The EU simplification agenda needs to tackle “unnecessary complexity” arising from the Digital Operational Resilience (DORA) Act and the General Data Protection Regulation (GDPR), the umbrella industry group for European pension funds has told the European Commission.

In a position paper on the EU executive’s digital omnibus regulation proposal, PensionsEurope reiterated its calls for the application of the principle of proportionality to be reinforced as occupational pension funds differ fundamentally from other financial entities.

“Applying DORA uniformly, regardless of the type of financial entity, does not work for IORPs and other types of pension funds, as occupational pensions are often managed through social partners and linked to employer affiliation,” PensionsEurope wrote.

“Small and less complex financial entities, such as most of the IORPs, should consequently not be subject to the same obligations as systemically critical players.”

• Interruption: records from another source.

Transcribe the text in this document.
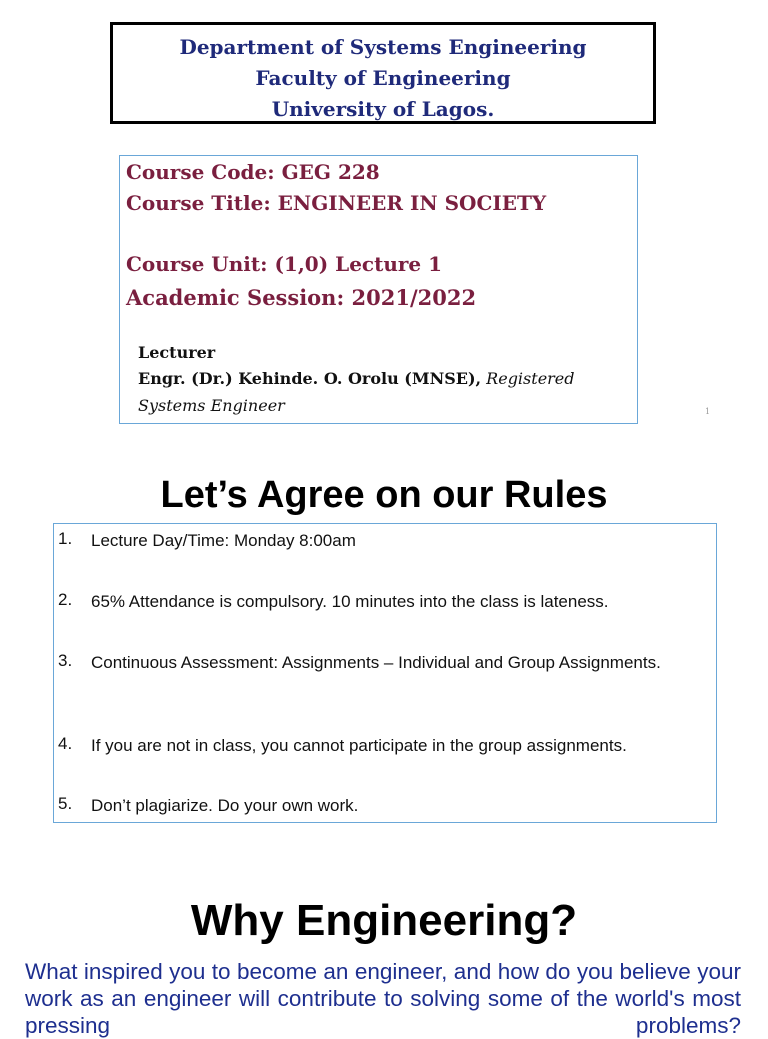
Department of Systems Engineering
Faculty of Engineering
University of Lagos.
Course Code: GEG 228
Course Title: ENGINEER IN SOCIETY
Course Unit: (1,0) Lecture 1
Academic Session: 2021/2022
Lecturer
Engr. (Dr.) Kehinde. O. Orolu (MNSE), Registered
Systems Engineer	1
Let’s Agree on our Rules
1.	Lecture Day/Time: Monday 8:00am
2.	65% Attendance is compulsory. 10 minutes into the class is lateness.
3.	Continuous Assessment: Assignments – Individual and Group Assignments.
4.	If you are not in class, you cannot participate in the group assignments.
5.	Don’t plagiarize. Do your own work.
Why Engineering?
What inspired you to become an engineer, and how do you believe your work as an engineer will contribute to solving some of the world's most pressing problems?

It added: “DORA should stop diverting pension funds’ resources from core operational objectives.”

The European Commission published its EU Digital Omnibus Package in December, presenting it as a targeted legislative simplification exercise of the body of EU digital and data legislation – the “digital acquis” – with a view to reducing duplication, regulatory friction and compliance burden, while formally preserving the essential substance.

According to PensionsEurope, the digital omnibus proposal should lead to further changes to DORA, beyond incident reporting, and not focus on the centralisation of incident reporting.

A centralised hub, as proposed by the Commission, would only increase cost and complexity for the funded pension sector, according to PensionsEurope.

It also called for “meaningful” simplification of the GDPR needs to be achieved, with additional legal basis for health data processing where necessary, in particular in areas creating legal uncertainty for pension funds.

“Such changes would materially reduce the operational burden on pension funds,” the industry body said.

EIOPA seeks input on integrated data collection

In another European pensions policy development, EIOPA on Friday published a discussion paper to gather feedback on “potential inefficiencies, overlaps and inconsistencies in regulatory reporting and disclosure requirements, as well as on possible solutions to address them”.

As part of the amended Solvency II Directive, the European supervisor has a mandate to produce a report for the European Commission on potential measures for an integrated data collection system.

According to EIOPA, the inclusion of IORPs – European pension funds regulated by the IORP II Directive – within the scope of its report “reflects EIOPA’s long-standing objective to harmonise regulatory reporting across the sectors under its responsibility”.

This may irk the European pension fund sector, as Solvency II is a maximum harmonisation law while IORP II leaves discretion to member states.

EIOPA is looking for comments by 10 June.